Last year’s brouhaha involving Boeing, the Machinists and a National Labor Relations Board complaint over the company’s South Carolina facility has made Boeing and labor leaders alike hyper-vigilant about how their rhetoric comes across.
Take this year’s contract talks between Boeing and the Society of Professional Engineering Employees in Aerospace, for example.
Negotiators for both sides level implied threats, but neither wants to be straightforward about them for fear they’ll end up in trouble with the NLRB.
Our Thursday story about SPEEA paving the way for an NLRB-protected strike gave union leaders trouble.
The trouble lay in the last sentence (bold is for emphasis): “SPEEA could try another tactic, a concerted work slowdown, instead of a strike, Dugovich said.”
To be clear, SPEEA communications director Bill Dugovich used the phrase “work-to-rule” to describe the tactic, not “work slowdown.” But a “work-to-rule” campaign involves union workers completing tasks by the book, which ideally means it takes longer to do the same work because, for example, they refuse voluntary overtime. So what is a “work-to-rule” campaign? A work slowdown.
SPEEA leaders are also being careful not to explicitly threaten a strike.

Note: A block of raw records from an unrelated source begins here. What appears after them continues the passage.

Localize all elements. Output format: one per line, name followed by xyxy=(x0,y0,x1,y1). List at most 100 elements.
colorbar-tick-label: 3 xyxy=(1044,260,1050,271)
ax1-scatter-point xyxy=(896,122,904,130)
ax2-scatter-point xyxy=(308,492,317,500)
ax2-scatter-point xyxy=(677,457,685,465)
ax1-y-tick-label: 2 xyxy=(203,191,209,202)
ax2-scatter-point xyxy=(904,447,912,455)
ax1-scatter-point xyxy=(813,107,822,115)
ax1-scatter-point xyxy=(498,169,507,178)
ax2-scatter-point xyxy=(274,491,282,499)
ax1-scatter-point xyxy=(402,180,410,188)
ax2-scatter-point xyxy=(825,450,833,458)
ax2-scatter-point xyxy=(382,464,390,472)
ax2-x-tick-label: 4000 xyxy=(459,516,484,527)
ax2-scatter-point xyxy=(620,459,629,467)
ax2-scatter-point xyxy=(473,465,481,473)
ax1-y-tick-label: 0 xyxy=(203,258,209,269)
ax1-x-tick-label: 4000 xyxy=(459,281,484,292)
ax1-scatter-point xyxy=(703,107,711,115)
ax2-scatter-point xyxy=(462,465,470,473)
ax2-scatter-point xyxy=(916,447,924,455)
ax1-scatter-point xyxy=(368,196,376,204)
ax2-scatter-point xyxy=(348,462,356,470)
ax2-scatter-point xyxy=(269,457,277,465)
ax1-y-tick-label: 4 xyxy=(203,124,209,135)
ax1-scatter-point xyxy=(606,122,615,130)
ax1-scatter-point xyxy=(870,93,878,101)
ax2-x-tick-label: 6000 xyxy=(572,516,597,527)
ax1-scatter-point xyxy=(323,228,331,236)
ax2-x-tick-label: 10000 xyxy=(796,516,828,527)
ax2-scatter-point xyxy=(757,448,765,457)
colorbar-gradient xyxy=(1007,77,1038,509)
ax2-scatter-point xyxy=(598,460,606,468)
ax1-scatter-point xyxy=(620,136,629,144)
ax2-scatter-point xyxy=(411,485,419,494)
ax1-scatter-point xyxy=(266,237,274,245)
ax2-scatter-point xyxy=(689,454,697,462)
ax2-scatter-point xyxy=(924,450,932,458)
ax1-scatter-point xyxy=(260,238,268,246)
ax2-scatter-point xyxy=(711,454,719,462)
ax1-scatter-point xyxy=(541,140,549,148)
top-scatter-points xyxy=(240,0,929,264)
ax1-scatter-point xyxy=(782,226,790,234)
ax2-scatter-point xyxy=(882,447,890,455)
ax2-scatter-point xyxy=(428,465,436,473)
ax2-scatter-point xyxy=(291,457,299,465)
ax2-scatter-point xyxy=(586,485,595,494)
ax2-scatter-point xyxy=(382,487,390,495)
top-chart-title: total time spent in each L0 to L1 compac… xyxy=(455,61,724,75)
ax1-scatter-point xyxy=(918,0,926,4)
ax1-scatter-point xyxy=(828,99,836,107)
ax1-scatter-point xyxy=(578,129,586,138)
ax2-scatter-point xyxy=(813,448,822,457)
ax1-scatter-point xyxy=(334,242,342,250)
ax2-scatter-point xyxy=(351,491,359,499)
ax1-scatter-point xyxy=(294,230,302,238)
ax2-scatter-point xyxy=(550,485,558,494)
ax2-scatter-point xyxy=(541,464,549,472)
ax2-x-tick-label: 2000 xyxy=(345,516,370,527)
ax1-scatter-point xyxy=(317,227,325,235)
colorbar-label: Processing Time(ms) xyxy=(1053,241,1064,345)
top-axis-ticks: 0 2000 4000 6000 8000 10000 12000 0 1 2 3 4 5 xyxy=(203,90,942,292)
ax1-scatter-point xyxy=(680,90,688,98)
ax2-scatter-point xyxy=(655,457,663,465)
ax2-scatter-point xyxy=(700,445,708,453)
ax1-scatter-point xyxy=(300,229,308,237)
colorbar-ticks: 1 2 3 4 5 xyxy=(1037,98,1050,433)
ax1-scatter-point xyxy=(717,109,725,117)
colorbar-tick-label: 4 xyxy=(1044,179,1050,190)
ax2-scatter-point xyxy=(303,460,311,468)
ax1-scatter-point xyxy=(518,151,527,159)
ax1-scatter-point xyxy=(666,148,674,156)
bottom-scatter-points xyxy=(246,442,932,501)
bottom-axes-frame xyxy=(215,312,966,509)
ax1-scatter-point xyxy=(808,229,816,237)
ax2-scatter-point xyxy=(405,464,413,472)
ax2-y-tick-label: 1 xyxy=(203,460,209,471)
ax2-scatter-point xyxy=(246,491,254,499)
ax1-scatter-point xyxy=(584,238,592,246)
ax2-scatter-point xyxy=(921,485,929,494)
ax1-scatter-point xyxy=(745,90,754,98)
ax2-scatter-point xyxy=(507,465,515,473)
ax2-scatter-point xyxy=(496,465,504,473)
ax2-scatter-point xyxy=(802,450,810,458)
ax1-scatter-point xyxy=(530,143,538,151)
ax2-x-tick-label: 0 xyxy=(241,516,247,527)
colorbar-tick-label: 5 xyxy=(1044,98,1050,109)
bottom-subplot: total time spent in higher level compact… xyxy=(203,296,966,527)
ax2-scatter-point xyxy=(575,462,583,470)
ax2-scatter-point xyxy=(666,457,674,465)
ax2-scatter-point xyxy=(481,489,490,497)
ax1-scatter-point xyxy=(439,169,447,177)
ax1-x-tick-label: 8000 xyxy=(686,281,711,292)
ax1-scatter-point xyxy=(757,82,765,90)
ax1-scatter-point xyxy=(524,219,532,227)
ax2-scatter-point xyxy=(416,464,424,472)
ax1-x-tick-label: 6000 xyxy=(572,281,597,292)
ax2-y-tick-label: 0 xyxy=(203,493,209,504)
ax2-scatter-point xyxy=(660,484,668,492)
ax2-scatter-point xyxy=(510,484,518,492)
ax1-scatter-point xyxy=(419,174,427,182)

In their latest update to members, about talks Thursday, the union said: “Using every available strategy, our negotiating teams are confident we will achieve your goals in these negotiations.”
One such strategy was having members overwhelmingly vote down a Boeing contract offer. Asking members to give negotiators the power to call a strike, a logical next step, is another tactic the union has called “an important leverage point.” And SPEEA has employed a work slowdown — OK, “work-to-rule” — elsewhere, as it did at a Boeing plant in Kansas.
Boeing leaders are just as touchy about how thinly veiled threats are characterized.
Mike Delaney, vice president of engineering for Boeing Commercial Airplanes, has repeatedly implied that engineering work in the Puget Sound region is at stake in these negotiations — that such work could be done elsewhere at less cost. Boeing’s P.R. machine has been aggressive in challenging any news story, including some of ours, that quotes executives as having said the company will move work out of the region if the SPEEA contract is too costly, making clear that the official stance, regardless of what was said in an interview, is that Boeing merely could do so.
Like the difference between a work slowdown and “work-to-rule,” that’s a distinction only a lawyer could perceive.